In late August, associate Carin Carlson, AIA, and Tim Mitchell, AIA, of Hennebery Eddy’s Historic Resources Group participated in the Pacific Northwest Preservation Field School at Mount Rainier National Park in Washington. The summer field school is part of the University of Oregon’s Historic Preservation Program and is held annually at locations rotating around Oregon, Washington, Idaho, and California in conjunction with the National Park Service, state parks, and other regional stakeholders. Incoming students to the University’s Historic Preservation Program are required to attend, and the field school is open to professionals and individuals interested in experiencing hands-on preservation work. Carin and Tim are both graduates of the University of Oregon; Carin is a graduate of the Historic Preservation Program.
Tim and Carin each presented during Week 3 of the field school, which focused on seasonal workers’ cabins located in Longmire, the one-time headquarters of Mount Rainer National Park. These cabins were constructed by the Civilian Conservation Corps (CCC) between 1936-1937 and feature large timber roof and sill beams, board-and-batten siding and wood windows. Drawing from his experience as project architect for the 2006-2008 rehabilitation of the National Historic Landmark Paradise Inn in the park, Tim led a tour of Paradise Inn, focusing on rehabilitation strategies including structural upgrades, MEP systems integration, log repair, and accessibility improvements.
Carin, who has been expanding Hennebery Eddy’s conservation capabilities, gave an evening lecture on paint color analysis. She provided students with an overview of how to take paint samples, analyze the samples under a microscope, and identify historic colors and finishes.

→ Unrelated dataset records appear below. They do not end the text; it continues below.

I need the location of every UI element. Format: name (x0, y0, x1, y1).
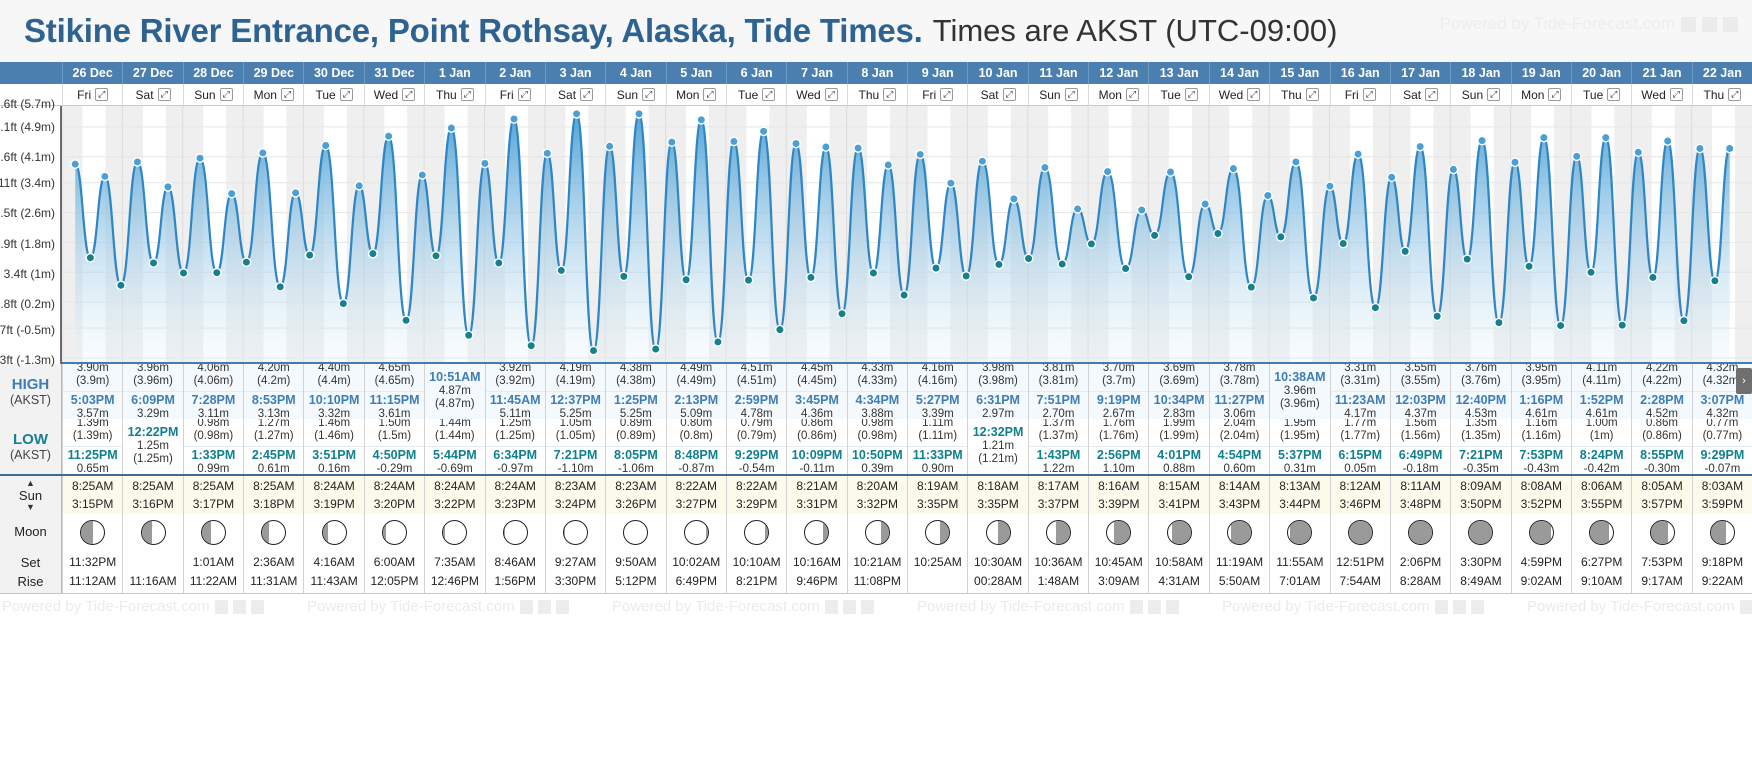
sunrise-arrow-icon: ▲ (26, 479, 35, 488)
moon-phase-cell (1571, 514, 1631, 551)
tide-height-alt: (4.22m) (1632, 375, 1691, 389)
sunset-time: 3:39PM (1089, 495, 1148, 513)
moon-phase-cell (1450, 514, 1510, 551)
tide-height: 4.65m (365, 364, 424, 375)
moon-shadow (998, 520, 1010, 545)
expand-icon[interactable]: ⤢ (1607, 88, 1620, 101)
tide-entry: 6:53AM4.06m(4.06m) (184, 364, 243, 391)
dayofweek-cell[interactable]: Sun⤢ (1028, 84, 1088, 106)
tide-height: 0.99m (184, 463, 243, 474)
tide-height: 1.25m (123, 440, 182, 454)
low-tide-cell: 4:37AM1.95m(1.95m)5:37PM0.31m(0.31m) (1269, 419, 1329, 474)
tide-height: 0.05m (1331, 463, 1390, 474)
dayofweek-cell[interactable]: Thu⤢ (424, 84, 484, 106)
moon-setrise-row: Set Rise 11:32PM11:12AM 11:16AM1:01AM11:… (0, 551, 1752, 593)
dayofweek-cell[interactable]: Sun⤢ (183, 84, 243, 106)
low-tide-cell: 8:11AM0.80m(0.8m)8:48PM-0.87m(-0.87m) (666, 419, 726, 474)
moon-setrise-cell: 3:30PM8:49AM (1450, 551, 1510, 593)
high-tide-cell: 2:17AM4.11m(4.11m)1:52PM4.61m(4.61m) (1571, 364, 1631, 419)
date-header-cell[interactable]: 12 Jan (1088, 62, 1148, 84)
page-subtitle: Times are AKST (UTC-09:00) (933, 13, 1338, 49)
dayofweek-label: Wed (1641, 88, 1665, 102)
dayofweek-cell[interactable]: Tue⤢ (1148, 84, 1208, 106)
tide-height: 1.95m (1270, 419, 1329, 430)
tide-time: 10:34PM (1149, 393, 1208, 408)
expand-icon[interactable]: ⤢ (940, 88, 953, 101)
expand-icon[interactable]: ⤢ (220, 88, 233, 101)
moon-setrise-cell: 10:36AM1:48AM (1028, 551, 1088, 593)
date-header-cell[interactable]: 31 Dec (364, 62, 424, 84)
moon-shadow (262, 520, 269, 545)
tide-entry: 6:00AM3.96m(3.96m) (123, 364, 182, 391)
moon-phase-cell (786, 514, 846, 551)
moonset-time: 10:21AM (848, 553, 907, 572)
sun-times-cell: 8:16AM3:39PM (1088, 476, 1148, 514)
high-tide-cell: 5:15AM4.16m(4.16m)5:27PM3.39m(3.39m) (907, 364, 967, 419)
high-tide-cell: 3:10AM4.51m(4.51m)2:59PM4.78m(4.78m) (726, 364, 786, 419)
dayofweek-cell[interactable]: Sat⤢ (1390, 84, 1450, 106)
moonset-time: 9:18PM (1693, 553, 1752, 572)
high-label-text: HIGH (12, 376, 50, 393)
date-header-cell[interactable]: 27 Dec (122, 62, 182, 84)
moonset-time: 10:16AM (787, 553, 846, 572)
dayofweek-cell[interactable]: Mon⤢ (1511, 84, 1571, 106)
tide-height: 4.61m (1512, 408, 1571, 419)
dayofweek-cell[interactable]: Wed⤢ (364, 84, 424, 106)
low-tide-cell: 12:22PM1.25m(1.25m) (122, 419, 182, 474)
date-header-cell[interactable]: 13 Jan (1148, 62, 1208, 84)
tide-time: 10:09PM (787, 448, 846, 463)
tide-entry: 2:47AM4.22m(4.22m) (1632, 364, 1691, 391)
moon-setrise-cell: 7:53PM9:17AM (1631, 551, 1691, 593)
tide-height: -0.87m (667, 463, 726, 474)
dayofweek-cell[interactable]: Thu⤢ (1692, 84, 1752, 106)
tide-entry: 10:50PM0.39m(0.39m) (848, 446, 907, 474)
tide-time: 1:25PM (606, 393, 665, 408)
date-header-row: 26 Dec27 Dec28 Dec29 Dec30 Dec31 Dec1 Ja… (0, 62, 1752, 84)
tide-entry: 5:15AM4.16m(4.16m) (908, 364, 967, 391)
moonrise-time (908, 572, 967, 591)
sunset-time: 3:37PM (1029, 495, 1088, 513)
tide-entry: 10:38AM3.96m(3.96m) (1270, 369, 1329, 414)
footer-icon-1 (1435, 600, 1448, 614)
tide-entry: 6:00AM3.98m(3.98m) (968, 364, 1027, 391)
tide-time: 1:52PM (1572, 393, 1631, 408)
sunrise-time: 8:22AM (667, 477, 726, 495)
tide-height-alt: (1.99m) (1149, 430, 1208, 444)
footer-watermark: Powered by Tide-Forecast.com (307, 598, 569, 615)
tide-height: 0.98m (184, 419, 243, 430)
dayofweek-cell[interactable]: Tue⤢ (1571, 84, 1631, 106)
expand-icon[interactable]: ⤢ (281, 88, 294, 101)
sunset-time: 3:48PM (1391, 495, 1450, 513)
footer-watermark-text: Powered by Tide-Forecast.com (2, 598, 210, 615)
tide-time: 10:50PM (848, 448, 907, 463)
low-tide-cell: 11:31AM1.11m(1.11m)11:33PM0.90m(0.9m) (907, 419, 967, 474)
sunset-time: 3:44PM (1270, 495, 1329, 513)
tide-time: 12:40PM (1451, 393, 1510, 408)
tide-entry: 2:45PM0.61m(0.61m) (244, 446, 303, 474)
tide-entry: 2:59PM4.78m(4.78m) (727, 391, 786, 419)
moonset-time: 4:16AM (304, 553, 363, 572)
tide-height-alt: (4.45m) (787, 375, 846, 389)
dayofweek-cell[interactable]: Sun⤢ (1450, 84, 1510, 106)
tide-entry: 5:03PM3.57m(3.57m) (63, 391, 122, 419)
sunrise-time: 8:13AM (1270, 477, 1329, 495)
dayofweek-cell[interactable]: Sun⤢ (605, 84, 665, 106)
sun-times-cell: 8:17AM3:37PM (1028, 476, 1088, 514)
moon-phase-icon (382, 520, 407, 545)
moonrise-time: 11:22AM (184, 572, 243, 591)
date-header-cell[interactable]: 28 Dec (183, 62, 243, 84)
expand-icon[interactable]: ⤢ (95, 88, 108, 101)
date-header-cell[interactable]: 20 Jan (1571, 62, 1631, 84)
footer-icon-1 (215, 600, 228, 614)
footer-watermark-text: Powered by Tide-Forecast.com (1527, 598, 1735, 615)
tide-height: 1.76m (1089, 419, 1148, 430)
tide-entry: 12:03PM4.37m(4.37m) (1391, 391, 1450, 419)
tide-height: 0.39m (848, 463, 907, 474)
expand-icon[interactable]: ⤢ (1185, 88, 1198, 101)
moon-phase-icon (1046, 520, 1071, 545)
tide-height: 4.53m (1451, 408, 1510, 419)
tide-height: 0.31m (1270, 463, 1329, 474)
date-header-cell[interactable]: 5 Jan (666, 62, 726, 84)
tide-height: 1.99m (1149, 419, 1208, 430)
dayofweek-cell[interactable]: Sat⤢ (545, 84, 605, 106)
date-header-cell[interactable]: 9 Jan (907, 62, 967, 84)
date-header-cell[interactable]: 7 Jan (786, 62, 846, 84)
moon-phase-cell (666, 514, 726, 551)
sun-times-cell: 8:23AM3:26PM (605, 476, 665, 514)
date-header-cell[interactable]: 22 Jan (1692, 62, 1752, 84)
expand-icon[interactable]: ⤢ (825, 88, 838, 101)
dayofweek-cell[interactable]: Fri⤢ (485, 84, 545, 106)
tide-height: 1.22m (1029, 463, 1088, 474)
moonset-time: 7:35AM (425, 553, 484, 572)
expand-icon[interactable]: ⤢ (158, 88, 171, 101)
low-tide-cell: 12:32PM1.21m(1.21m) (967, 419, 1027, 474)
footer-watermark: Powered by Tide-Forecast.com (1527, 598, 1752, 615)
tide-height: 1.05m (546, 419, 605, 430)
moon-phase-cell (1209, 514, 1269, 551)
low-tide-cell: 11:18AM1.39m(1.39m)11:25PM0.65m(0.65m) (62, 419, 122, 474)
low-tide-cell: 7:58AM1.00m(1m)8:24PM-0.42m(-0.42m) (1571, 419, 1631, 474)
tide-entry: 8:46AM3.69m(3.69m) (1149, 364, 1208, 391)
moon-phase-icon (1287, 520, 1312, 545)
tide-entry: 6:49AM3.81m(3.81m) (1029, 364, 1088, 391)
sunset-time: 3:31PM (787, 495, 846, 513)
tide-time: 4:34PM (848, 393, 907, 408)
tide-entry: 1:52PM4.61m(4.61m) (1572, 391, 1631, 419)
tide-entry: 5:40AM1.25m(1.25m) (486, 419, 545, 446)
expand-icon[interactable]: ⤢ (1363, 88, 1376, 101)
moon-setrise-cell: 11:32PM11:12AM (62, 551, 122, 593)
dayofweek-cell[interactable]: Wed⤢ (1631, 84, 1691, 106)
footer-icon-2 (538, 600, 551, 614)
tide-height: 0.89m (606, 419, 665, 430)
tide-height: 3.13m (244, 408, 303, 419)
dayofweek-label: Wed (796, 88, 820, 102)
date-header-cell[interactable]: 19 Jan (1511, 62, 1571, 84)
moon-setrise-cell: 9:27AM3:30PM (545, 551, 605, 593)
dayofweek-cell[interactable]: Sat⤢ (122, 84, 182, 106)
moon-phase-icon (563, 520, 588, 545)
expand-icon[interactable]: ⤢ (402, 88, 415, 101)
moon-shadow (765, 520, 768, 545)
sunset-time: 3:41PM (1149, 495, 1208, 513)
date-header-cell[interactable]: 26 Dec (62, 62, 122, 84)
moon-phase-cell (303, 514, 363, 551)
dayofweek-cell[interactable]: Wed⤢ (786, 84, 846, 106)
tide-height: -0.97m (486, 463, 545, 474)
tide-time: 5:44PM (425, 448, 484, 463)
low-tide-cell: 00:21AM1.37m(1.37m)1:43PM1.22m(1.22m) (1028, 419, 1088, 474)
moon-phase-cell (545, 514, 605, 551)
dayofweek-cell[interactable]: Mon⤢ (666, 84, 726, 106)
date-header-cell[interactable]: 10 Jan (967, 62, 1027, 84)
tide-entry: 5:44PM-0.69m(-0.69m) (425, 446, 484, 474)
expand-icon[interactable]: ⤢ (703, 88, 716, 101)
high-tide-cell: 6:00AM3.96m(3.96m)6:09PM3.29m(3.29m) (122, 364, 182, 419)
tide-entry: 6:07AM1.56m(1.56m) (1391, 419, 1450, 446)
sunrise-time: 8:06AM (1572, 477, 1631, 495)
moonrise-time: 9:02AM (1512, 572, 1571, 591)
footer-icon-1 (520, 600, 533, 614)
tide-entry: 1:16PM4.61m(4.61m) (1512, 391, 1571, 419)
dayofweek-label: Fri (922, 88, 936, 102)
moonrise-time: 11:12AM (63, 572, 122, 591)
tide-height: 4.45m (787, 364, 846, 375)
expand-icon[interactable]: ⤢ (518, 88, 531, 101)
date-header-cell[interactable]: 30 Dec (303, 62, 363, 84)
high-tide-cell: 1:44AM4.38m(4.38m)1:25PM5.25m(5.25m) (605, 364, 665, 419)
date-header-cell[interactable]: 21 Jan (1631, 62, 1691, 84)
moon-phase-icon (261, 520, 286, 545)
tide-height: 1.37m (1029, 419, 1088, 430)
tide-entry: 5:27PM3.39m(3.39m) (908, 391, 967, 419)
tide-height: -0.29m (365, 463, 424, 474)
tide-entry: 8:24PM-0.42m(-0.42m) (1572, 446, 1631, 474)
dayofweek-cell[interactable]: Sat⤢ (967, 84, 1027, 106)
tide-entry: 4:34PM3.88m(3.88m) (848, 391, 907, 419)
expand-icon[interactable]: ⤢ (580, 88, 593, 101)
expand-icon[interactable]: ⤢ (1306, 88, 1319, 101)
expand-icon[interactable]: ⤢ (1247, 88, 1260, 101)
tide-height: 0.90m (908, 463, 967, 474)
footer-icon-2 (233, 600, 246, 614)
moon-phase-icon (1710, 520, 1735, 545)
low-tide-cell: 1:19AM1.76m(1.76m)2:56PM1.10m(1.1m) (1088, 419, 1148, 474)
footer-watermark: Powered by Tide-Forecast.com (612, 598, 874, 615)
tide-height: 2.97m (968, 408, 1027, 419)
dayofweek-cell[interactable]: Thu⤢ (847, 84, 907, 106)
dayofweek-cell[interactable]: Fri⤢ (1330, 84, 1390, 106)
date-header-cell[interactable]: 17 Jan (1390, 62, 1450, 84)
tide-height: 4.52m (1632, 408, 1691, 419)
high-tide-cell: 6:53AM4.06m(4.06m)7:28PM3.11m(3.11m) (183, 364, 243, 419)
tide-entry: 9:29PM-0.54m(-0.54m) (727, 446, 786, 474)
moon-phase-cell (1148, 514, 1208, 551)
tide-entry: 9:19PM2.67m(2.67m) (1089, 391, 1148, 419)
dayofweek-cell[interactable]: Fri⤢ (907, 84, 967, 106)
date-header-cell[interactable]: 1 Jan (424, 62, 484, 84)
moon-shadow (202, 520, 211, 545)
tide-entry: 00:09AM3.31m(3.31m) (1331, 364, 1390, 391)
moon-phase-cell (1330, 514, 1390, 551)
tide-time: 7:21PM (1451, 448, 1510, 463)
expand-icon[interactable]: ⤢ (461, 88, 474, 101)
dayofweek-cell[interactable]: Fri⤢ (62, 84, 122, 106)
dayofweek-label: Mon (254, 88, 277, 102)
tide-height-alt: (3.31m) (1331, 375, 1390, 389)
sun-times-cell: 8:23AM3:24PM (545, 476, 605, 514)
dayofweek-label: Fri (77, 88, 91, 102)
tide-height: 5.09m (667, 408, 726, 419)
tide-height-alt: (4.19m) (546, 375, 605, 389)
tide-height: -0.54m (727, 463, 786, 474)
tide-height-alt: (4.51m) (727, 375, 786, 389)
tide-time: 10:51AM (425, 370, 484, 385)
scroll-right-button[interactable]: › (1736, 368, 1752, 394)
tide-time: 10:38AM (1270, 370, 1329, 385)
tide-height-alt: (1.5m) (365, 430, 424, 444)
header-watermark: Powered by Tide-Forecast.com (1440, 14, 1738, 34)
dayofweek-cell[interactable]: Wed⤢ (1209, 84, 1269, 106)
tide-height: 0.98m (848, 419, 907, 430)
tide-height: 0.61m (244, 463, 303, 474)
expand-icon[interactable]: ⤢ (883, 88, 896, 101)
tide-entry: 2:29AM1.46m(1.46m) (304, 419, 363, 446)
low-tide-cell: 00:18AM0.98m(0.98m)1:33PM0.99m(0.99m) (183, 419, 243, 474)
tide-entry: 11:15PM3.61m(3.61m) (365, 391, 424, 419)
date-header-cell[interactable]: 15 Jan (1269, 62, 1329, 84)
tide-height-alt: (0.98m) (848, 430, 907, 444)
expand-icon[interactable]: ⤢ (642, 88, 655, 101)
expand-icon[interactable]: ⤢ (1126, 88, 1139, 101)
tide-height: 1.46m (304, 419, 363, 430)
tide-height: 3.76m (1451, 364, 1510, 375)
sunrise-time: 8:24AM (486, 477, 545, 495)
tide-height: 3.06m (1210, 408, 1269, 419)
high-tide-cell: 6:49AM3.81m(3.81m)7:51PM2.70m(2.7m) (1028, 364, 1088, 419)
moon-shadow (823, 520, 828, 545)
expand-icon[interactable]: ⤢ (1548, 88, 1561, 101)
sun-times-cell: 8:09AM3:50PM (1450, 476, 1510, 514)
expand-icon[interactable]: ⤢ (1487, 88, 1500, 101)
tide-height: 1.77m (1331, 419, 1390, 430)
tide-entry: 2:17AM4.11m(4.11m) (1572, 364, 1631, 391)
moon-shadow (383, 520, 386, 545)
tide-height: -0.35m (1451, 463, 1510, 474)
date-header-cell[interactable]: 4 Jan (605, 62, 665, 84)
low-tide-cell: 8:59AM0.79m(0.79m)9:29PM-0.54m(-0.54m) (726, 419, 786, 474)
sunset-time: 3:59PM (1693, 495, 1752, 513)
moon-setrise-cell: 11:16AM (122, 551, 182, 593)
moon-phase-icon (1589, 520, 1614, 545)
tide-height: 1.44m (425, 419, 484, 430)
chart-y-axis: 16.1ft (4.9m)13.6ft (4.1m)11ft (3.4m)8.5… (0, 106, 62, 364)
low-tide-cell: 7:23AM0.89m(0.89m)8:05PM-1.06m(-1.06m) (605, 419, 665, 474)
tide-entry: 4:01PM0.88m(0.88m) (1149, 446, 1208, 474)
dayofweek-cell[interactable]: Tue⤢ (726, 84, 786, 106)
expand-icon[interactable]: ⤢ (340, 88, 353, 101)
date-header-cell[interactable]: 29 Dec (243, 62, 303, 84)
expand-icon[interactable]: ⤢ (1728, 88, 1741, 101)
date-header-cell[interactable]: 14 Jan (1209, 62, 1269, 84)
tide-height: 1.10m (1089, 463, 1148, 474)
date-header-cell[interactable]: 3 Jan (545, 62, 605, 84)
sun-label-text: Sun (19, 488, 42, 503)
expand-icon[interactable]: ⤢ (762, 88, 775, 101)
sun-times-cell: 8:22AM3:27PM (666, 476, 726, 514)
expand-icon[interactable]: ⤢ (1425, 88, 1438, 101)
date-header-cell[interactable]: 16 Jan (1330, 62, 1390, 84)
tide-entry: 7:22AM1.16m(1.16m) (1512, 419, 1571, 446)
date-header-corner (0, 62, 62, 84)
moonset-time: 1:01AM (184, 553, 243, 572)
tide-time: 6:31PM (968, 393, 1027, 408)
sun-times-cell: 8:25AM3:15PM (62, 476, 122, 514)
tide-time: 2:56PM (1089, 448, 1148, 463)
moon-setrise-cell: 10:02AM6:49PM (666, 551, 726, 593)
moonrise-time: 8:21PM (727, 572, 786, 591)
date-header-cell[interactable]: 18 Jan (1450, 62, 1510, 84)
moonrise-time: 3:30PM (546, 572, 605, 591)
header-watermark-text: Powered by Tide-Forecast.com (1440, 14, 1675, 34)
tide-height: 1.39m (63, 419, 122, 430)
dayofweek-cell[interactable]: Mon⤢ (1088, 84, 1148, 106)
date-header-cell[interactable]: 6 Jan (726, 62, 786, 84)
tide-table: HIGH (AKST) 5:14AM3.90m(3.9m)5:03PM3.57m… (0, 364, 1752, 593)
sun-times-cell: 8:18AM3:35PM (967, 476, 1027, 514)
expand-icon[interactable]: ⤢ (1065, 88, 1078, 101)
y-axis-tick-clipped: 18.6ft (5.7m) (0, 97, 55, 111)
tide-entry: 5:14AM3.90m(3.9m) (63, 364, 122, 391)
moonset-time: 10:25AM (908, 553, 967, 572)
tide-time: 8:53PM (244, 393, 303, 408)
tide-entry: 7:21PM-1.10m(-1.1m) (546, 446, 605, 474)
low-label-text: LOW (13, 431, 48, 448)
dayofweek-label: Sat (1403, 88, 1421, 102)
sun-times-cell: 8:24AM3:22PM (424, 476, 484, 514)
sun-times-cell: 8:08AM3:52PM (1511, 476, 1571, 514)
tide-time: 1:16PM (1512, 393, 1571, 408)
tide-entry: 7:23AM0.89m(0.89m) (606, 419, 665, 446)
footer-watermark: Powered by Tide-Forecast.com (2, 598, 264, 615)
date-header-cell[interactable]: 2 Jan (485, 62, 545, 84)
moon-shadow (1349, 520, 1372, 545)
expand-icon[interactable]: ⤢ (1003, 88, 1016, 101)
dayofweek-cell[interactable]: Tue⤢ (303, 84, 363, 106)
moon-phase-cell (183, 514, 243, 551)
tide-height-alt: (4.38m) (606, 375, 665, 389)
moon-phase-icon (141, 520, 166, 545)
date-header-cell[interactable]: 11 Jan (1028, 62, 1088, 84)
date-header-cell[interactable]: 8 Jan (847, 62, 907, 84)
moon-setrise-cell: 10:30AM00:28AM (967, 551, 1027, 593)
tide-entry: 9:47AM0.86m(0.86m) (787, 419, 846, 446)
dayofweek-label: Wed (374, 88, 398, 102)
high-tide-cell: 4:33AM4.33m(4.33m)4:34PM3.88m(3.88m) (847, 364, 907, 419)
tide-height-alt: (3.9m) (63, 375, 122, 389)
dayofweek-cell[interactable]: Thu⤢ (1269, 84, 1329, 106)
tide-entry: 1:33PM0.99m(0.99m) (184, 446, 243, 474)
tide-time: 9:29PM (1693, 448, 1752, 463)
tide-height: 4.36m (787, 408, 846, 419)
expand-icon[interactable]: ⤢ (1670, 88, 1683, 101)
dayofweek-cell[interactable]: Mon⤢ (243, 84, 303, 106)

She also provided an overview of current work at the University of Oregon’s Gerlinger Hall Alumni Lounge, where she is working with the University’s project team to restore the unique decorative ceiling and wall finishes that were painted over.
It was inspiring to see students from varying backgrounds come together with field school staff and National Park Service specialists to work on these modest but significant historic resources. Week 3 accomplishments included replacing portions of severely rotted large timber beams, with students removing the deteriorated sections, measuring and cutting replacement sections and fitting these Dutchman repairs in place.